Perhaps the biggest damage caused by Facebook’s inaction is the possibility that millions of people who’ve already voted show up at understaffed polling locations for literally no reason, extending the lines further, making social distancing even more difficult, and causing even more people to get sick — a small percentage of whom, we know, will die.

Anyone who shows up to the polls on Election Day demanding to know if their absentee ballot has already been counted is unlikely to be satisfied by the answer they receive — because the actual answer, in almost every case, will be “no.” That’s simply not how the process works.
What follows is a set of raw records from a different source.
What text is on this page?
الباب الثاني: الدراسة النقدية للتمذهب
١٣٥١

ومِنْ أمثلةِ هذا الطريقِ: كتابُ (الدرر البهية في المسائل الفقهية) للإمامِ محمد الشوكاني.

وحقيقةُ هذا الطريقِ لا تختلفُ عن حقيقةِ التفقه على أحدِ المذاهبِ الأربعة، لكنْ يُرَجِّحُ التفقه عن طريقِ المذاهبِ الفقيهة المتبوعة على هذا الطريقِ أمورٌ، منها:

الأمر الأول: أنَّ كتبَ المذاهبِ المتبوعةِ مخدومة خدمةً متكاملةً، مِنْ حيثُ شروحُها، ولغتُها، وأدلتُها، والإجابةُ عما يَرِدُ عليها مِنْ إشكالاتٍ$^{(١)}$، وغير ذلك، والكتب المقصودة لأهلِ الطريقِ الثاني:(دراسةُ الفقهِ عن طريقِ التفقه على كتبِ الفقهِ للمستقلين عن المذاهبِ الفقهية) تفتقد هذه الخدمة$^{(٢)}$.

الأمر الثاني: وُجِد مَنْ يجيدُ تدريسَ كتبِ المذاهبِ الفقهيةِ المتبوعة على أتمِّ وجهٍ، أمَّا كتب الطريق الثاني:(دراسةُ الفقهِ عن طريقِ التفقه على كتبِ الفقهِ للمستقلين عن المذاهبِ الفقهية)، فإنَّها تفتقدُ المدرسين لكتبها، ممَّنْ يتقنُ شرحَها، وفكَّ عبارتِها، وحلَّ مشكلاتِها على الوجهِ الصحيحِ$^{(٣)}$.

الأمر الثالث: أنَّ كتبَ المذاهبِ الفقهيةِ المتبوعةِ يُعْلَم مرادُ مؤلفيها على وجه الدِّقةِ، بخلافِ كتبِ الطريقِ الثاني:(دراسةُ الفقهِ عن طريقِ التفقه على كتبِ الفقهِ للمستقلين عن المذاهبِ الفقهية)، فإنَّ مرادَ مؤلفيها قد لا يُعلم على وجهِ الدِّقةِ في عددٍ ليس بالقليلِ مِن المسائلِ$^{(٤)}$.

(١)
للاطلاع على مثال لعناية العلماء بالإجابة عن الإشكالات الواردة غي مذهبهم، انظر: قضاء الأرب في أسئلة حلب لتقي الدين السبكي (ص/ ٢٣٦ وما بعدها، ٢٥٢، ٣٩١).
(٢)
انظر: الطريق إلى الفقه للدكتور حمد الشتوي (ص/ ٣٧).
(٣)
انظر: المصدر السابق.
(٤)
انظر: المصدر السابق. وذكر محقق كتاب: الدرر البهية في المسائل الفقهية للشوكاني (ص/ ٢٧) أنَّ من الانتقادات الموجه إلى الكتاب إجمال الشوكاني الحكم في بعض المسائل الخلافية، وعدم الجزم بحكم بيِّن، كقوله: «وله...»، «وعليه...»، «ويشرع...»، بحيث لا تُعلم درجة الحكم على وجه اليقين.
Hopefully very few take this response conspiratorially. Hopefully, they haven’t been listening too closely to Trump’s baseless, preemptive allegations that an election — the core processes of which haven’t even begun — will be “rigged” against him.

Hopefully, no one takes his advice and ends up in prison for it. It could cost them the right to vote. According to the Sentencing Project, of the 28 states in which double voting is a felony, 12 do not allow those with felony convictions to vote while imprisoned or on probation or parole. In eight states — Alabama, Arizona, Florida, Kansas, Nebraska, Nevada, Tennessee, and Virginia — anyone convicted of voting twice would be prevented from ever casting another vote in that state.